Tax departments should align DAC7 compliance with existing obligations such as VAT Mini One Stop Shop (MOSS), e-commerce package reporting, and country-by-country reporting. Integrating these programs reduces duplication and ensures consistent treatment of seller revenue across regimes.

Interaction with privacy and consumer law

Collecting additional seller data raises GDPR considerations. Platforms must establish lawful bases for processing (typically legal obligation), update privacy notices, and implement data minimization and security controls. Data subject rights—access, rectification, erasure—remain applicable, but erasure requests may be declined when data retention is required to meet DAC7 obligations. Platforms must also coordinate with consumer protection laws, ensuring that transparency about reporting obligations is incorporated into seller terms and onboarding materials.

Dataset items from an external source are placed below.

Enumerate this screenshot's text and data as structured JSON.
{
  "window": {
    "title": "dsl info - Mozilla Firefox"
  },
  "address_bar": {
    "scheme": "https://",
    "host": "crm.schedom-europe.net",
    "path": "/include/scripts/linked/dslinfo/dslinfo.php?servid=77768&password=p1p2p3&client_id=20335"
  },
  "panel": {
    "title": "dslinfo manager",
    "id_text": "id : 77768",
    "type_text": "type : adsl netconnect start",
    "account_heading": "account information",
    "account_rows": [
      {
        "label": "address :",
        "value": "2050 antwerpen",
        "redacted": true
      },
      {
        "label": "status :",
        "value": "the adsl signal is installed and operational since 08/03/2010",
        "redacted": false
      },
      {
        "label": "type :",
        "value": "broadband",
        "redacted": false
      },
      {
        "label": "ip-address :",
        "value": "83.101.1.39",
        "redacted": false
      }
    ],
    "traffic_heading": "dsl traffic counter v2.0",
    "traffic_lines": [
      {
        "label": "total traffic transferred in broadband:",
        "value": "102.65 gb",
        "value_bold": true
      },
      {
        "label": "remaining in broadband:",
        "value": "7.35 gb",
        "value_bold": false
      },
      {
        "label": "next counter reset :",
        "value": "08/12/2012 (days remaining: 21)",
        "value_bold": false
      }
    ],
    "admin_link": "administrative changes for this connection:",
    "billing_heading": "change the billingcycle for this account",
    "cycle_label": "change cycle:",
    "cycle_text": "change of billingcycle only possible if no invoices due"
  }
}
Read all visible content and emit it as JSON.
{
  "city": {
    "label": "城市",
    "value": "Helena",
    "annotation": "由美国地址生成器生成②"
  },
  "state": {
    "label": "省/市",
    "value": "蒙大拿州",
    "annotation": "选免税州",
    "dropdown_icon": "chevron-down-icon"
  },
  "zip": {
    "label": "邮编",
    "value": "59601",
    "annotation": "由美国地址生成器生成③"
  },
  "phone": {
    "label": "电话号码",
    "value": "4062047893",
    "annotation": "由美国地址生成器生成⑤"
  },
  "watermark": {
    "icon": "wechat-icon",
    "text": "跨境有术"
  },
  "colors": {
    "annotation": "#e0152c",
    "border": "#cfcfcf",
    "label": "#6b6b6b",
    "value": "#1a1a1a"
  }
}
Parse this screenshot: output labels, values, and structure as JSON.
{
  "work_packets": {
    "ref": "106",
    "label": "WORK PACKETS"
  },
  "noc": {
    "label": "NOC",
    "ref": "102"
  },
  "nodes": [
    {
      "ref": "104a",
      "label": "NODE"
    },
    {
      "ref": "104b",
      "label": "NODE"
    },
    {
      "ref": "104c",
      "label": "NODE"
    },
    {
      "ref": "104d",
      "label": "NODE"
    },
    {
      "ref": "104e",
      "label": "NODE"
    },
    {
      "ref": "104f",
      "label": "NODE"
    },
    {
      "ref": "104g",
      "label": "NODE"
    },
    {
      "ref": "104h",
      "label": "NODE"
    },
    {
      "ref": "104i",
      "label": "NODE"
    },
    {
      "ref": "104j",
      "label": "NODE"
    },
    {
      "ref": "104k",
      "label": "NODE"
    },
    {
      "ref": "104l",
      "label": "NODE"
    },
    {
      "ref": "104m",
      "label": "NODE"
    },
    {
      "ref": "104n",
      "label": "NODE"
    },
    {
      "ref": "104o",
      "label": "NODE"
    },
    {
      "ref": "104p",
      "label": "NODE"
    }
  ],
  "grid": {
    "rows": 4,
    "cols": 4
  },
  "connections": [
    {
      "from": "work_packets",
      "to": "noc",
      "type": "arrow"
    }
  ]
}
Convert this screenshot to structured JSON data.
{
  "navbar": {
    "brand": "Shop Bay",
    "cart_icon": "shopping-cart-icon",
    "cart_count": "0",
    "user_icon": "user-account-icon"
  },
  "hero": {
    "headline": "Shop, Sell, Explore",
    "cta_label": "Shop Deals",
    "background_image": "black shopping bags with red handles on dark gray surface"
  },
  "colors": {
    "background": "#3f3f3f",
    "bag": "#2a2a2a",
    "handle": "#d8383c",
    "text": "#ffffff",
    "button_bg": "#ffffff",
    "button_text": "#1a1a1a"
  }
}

Because DAC7 data will be exchanged across borders, operators should conduct Data Protection Impact Assessments (DPIAs) and review international transfer mechanisms if data is stored or processed outside the EU. Cybersecurity teams must enforce encryption, access controls, and monitoring aligned with NIS Directive expectations to prevent unauthorized disclosure of sensitive tax data.

Enforcement landscape

Member states have discretion to set penalties, but BEPS Action 1 guidance suggests substantial fines for non-compliance. Some jurisdictions, such as Germany and France, signaled that failure to report could lead to penalties exceeding EUR 500,000 per reporting cycle, alongside potential blocking orders. Tax authorities may perform inspections to verify due diligence procedures, and platforms must demonstrate documentation of verification steps and decision logs.

DAC7 also enables joint audits and simultaneous examinations among member states, increasing the likelihood of coordinated enforcement. Platforms should prepare for information requests and be ready to reconcile DAC7 reports with VAT filings, corporate income tax returns, and anti-money laundering (AML) records. Inaccuracies may trigger investigations under national tax evasion laws.

Roadmap for implementation leads

To meet the 2023 reporting obligations, organizations should pursue a structured plan:

  1. Assess scope. Determine whether the platform facilitates reportable activities and identify relevant legal entities. Monitor guidance from the European Commission’s DAC7 expert group and national tax authorities for sector-specific interpretations.
  2. Design data models. Map required fields to existing databases, identify gaps, and implement system changes to capture property addresses, bank details, and TINs. Coordinate with product teams to minimize friction while ensuring compliance.
  3. Implement verification workflows. Integrate electronic identity verification providers, cross-check VAT numbers via VIES, and create manual review processes for edge cases.
  4. Build reporting pipelines. Develop ETL processes to transform transaction data into the OECD XML format, perform validation, and securely transmit files via national portals. Establish controls for reconciliation and management sign-off.
  5. Train staff and communicate with sellers. Provide guidance to customer support and tax operations teams. Update seller FAQs, contract terms, and communication templates explaining the reporting regime, deadlines, and consequences of non-compliance.

DAC7 cements tax transparency expectations for the platform economy. Platforms that embed compliance into product design, invest in robust data governance, and maintain proactive dialogue with tax authorities will minimize enforcement risk and reinforce trust with regulators and users alike.